Jen squeezed her eyes shut. She couldn’t believe she was doing this. Fucking shit.

“But I can do you one better.”

She leaned in, eyes still closed, silently begging Judy to meet her halfway, to hold her hand while they leaped off the cliff, to look at all the fucking shit this year had thrown at them and look at how they made it out on the other side and to think about what that means, what it could mean.

Judy’s lips met hers, soft and warm amidst the cold evening breeze, and Jen couldn’t help but grin, the wine and Judy’s mouth combining to bring her the most peace she has felt in literal years.

And Jen may not have been able to think of a metaphor, but the skies decided to help her out with a crack of thunder and a smattering of rain drops, because after this shitstorm of a year, they deserved to kiss in the rain, dammit.
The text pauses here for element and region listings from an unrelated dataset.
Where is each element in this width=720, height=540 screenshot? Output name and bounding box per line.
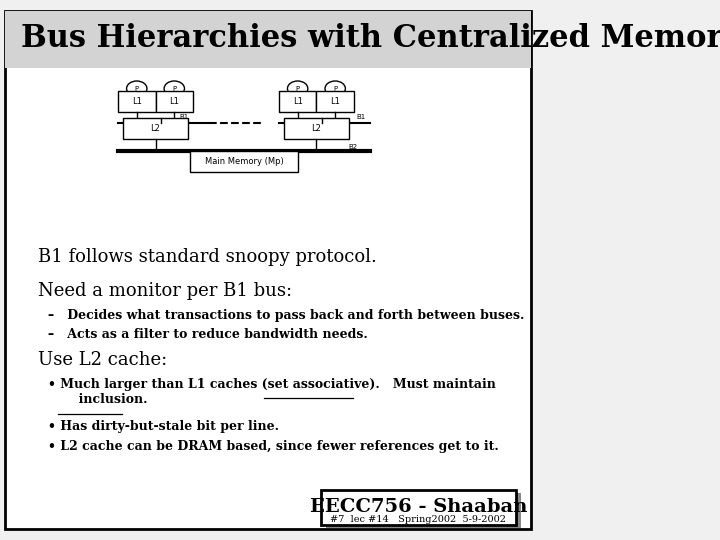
Text: L1: L1 bbox=[330, 97, 340, 106]
Text: B1 follows standard snoopy protocol.: B1 follows standard snoopy protocol. bbox=[37, 248, 377, 266]
Text: • L2 cache can be DRAM based, since fewer references get to it.: • L2 cache can be DRAM based, since fewe… bbox=[48, 440, 499, 453]
Text: P: P bbox=[333, 85, 337, 92]
Text: Need a monitor per B1 bus:: Need a monitor per B1 bus: bbox=[37, 282, 292, 300]
Text: B1: B1 bbox=[356, 114, 366, 120]
Bar bbox=[5, 11, 531, 68]
Bar bbox=[284, 118, 348, 139]
Text: • Has dirty-but-stale bit per line.: • Has dirty-but-stale bit per line. bbox=[48, 420, 279, 433]
Bar bbox=[316, 91, 354, 112]
Text: L1: L1 bbox=[293, 97, 302, 106]
Text: P: P bbox=[135, 85, 139, 92]
Text: P: P bbox=[296, 85, 300, 92]
Text: Bus Hierarchies with Centralized Memory: Bus Hierarchies with Centralized Memory bbox=[22, 23, 720, 55]
Text: #7  lec #14   Spring2002  5-9-2002: #7 lec #14 Spring2002 5-9-2002 bbox=[330, 515, 506, 524]
Text: –   Decides what transactions to pass back and forth between buses.: – Decides what transactions to pass back… bbox=[48, 309, 525, 322]
Text: P: P bbox=[172, 85, 176, 92]
Text: –   Acts as a filter to reduce bandwidth needs.: – Acts as a filter to reduce bandwidth n… bbox=[48, 328, 368, 341]
Text: Use L2 cache:: Use L2 cache: bbox=[37, 351, 167, 369]
Text: L1: L1 bbox=[132, 97, 142, 106]
Text: B1: B1 bbox=[180, 114, 189, 120]
Text: • Much larger than L1 caches (set associative).   Must maintain
       inclusion: • Much larger than L1 caches (set associ… bbox=[48, 378, 496, 406]
Text: Main Memory (Mp): Main Memory (Mp) bbox=[204, 157, 284, 166]
Text: B2: B2 bbox=[348, 144, 358, 150]
Text: EECC756 - Shaaban: EECC756 - Shaaban bbox=[310, 497, 527, 516]
Bar bbox=[123, 118, 188, 139]
Bar bbox=[118, 91, 156, 112]
Bar bbox=[190, 151, 297, 172]
Text: L2: L2 bbox=[150, 124, 161, 133]
FancyBboxPatch shape bbox=[325, 493, 521, 528]
Bar bbox=[279, 91, 316, 112]
Ellipse shape bbox=[325, 81, 346, 96]
FancyBboxPatch shape bbox=[5, 11, 531, 529]
Ellipse shape bbox=[127, 81, 147, 96]
Text: L1: L1 bbox=[169, 97, 179, 106]
Ellipse shape bbox=[287, 81, 308, 96]
Ellipse shape bbox=[164, 81, 184, 96]
FancyBboxPatch shape bbox=[320, 490, 516, 525]
Text: L2: L2 bbox=[312, 124, 321, 133]
Bar bbox=[156, 91, 193, 112]
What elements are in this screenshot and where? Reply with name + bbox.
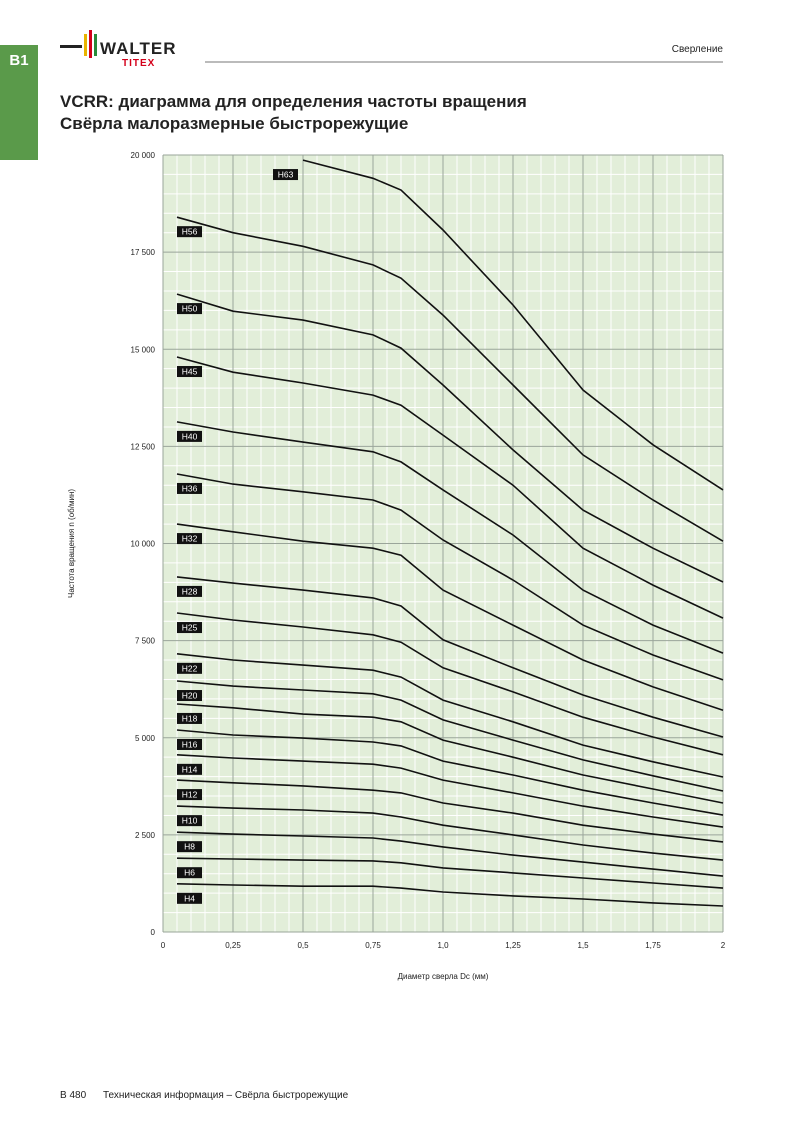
legend-label: H8 bbox=[184, 842, 195, 852]
y-tick-label: 2 500 bbox=[135, 831, 156, 840]
y-tick-label: 7 500 bbox=[135, 637, 156, 646]
logo-bar bbox=[60, 45, 82, 48]
legend-label: H22 bbox=[182, 663, 198, 673]
x-tick-label: 0,25 bbox=[225, 941, 241, 950]
x-tick-label: 1,75 bbox=[645, 941, 661, 950]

Judy pulled back, and Jen instantly missed her lips, craved the feeling of love and safety and hope that they’d brought her.

“Thank you, Jen.”

“For what, babe? Kissing you? Making you stay out here and get rained on?”

“For giving me the good memory I needed today. For giving me all the good memories a gal could have.”

Jen wiped raindrops off of Judy’s face, brushing that persistent tendril of hair out of her face once more. “You deserve good memories.”

“Should we...make some more good memories inside? You see, I’ve got this bed right over there in the guest house…”

Jen grinned. “Damn Judy, I kiss you one time and you’re trying to get me into bed already?”

“What can I say, the heart wants what it wants.”

“Fine, but no metaphors or song lyrics or any of that shit, like, during.”

Judy laughed. “Buckle up, Harding. I’ll have you serenading me with love songs by morning.”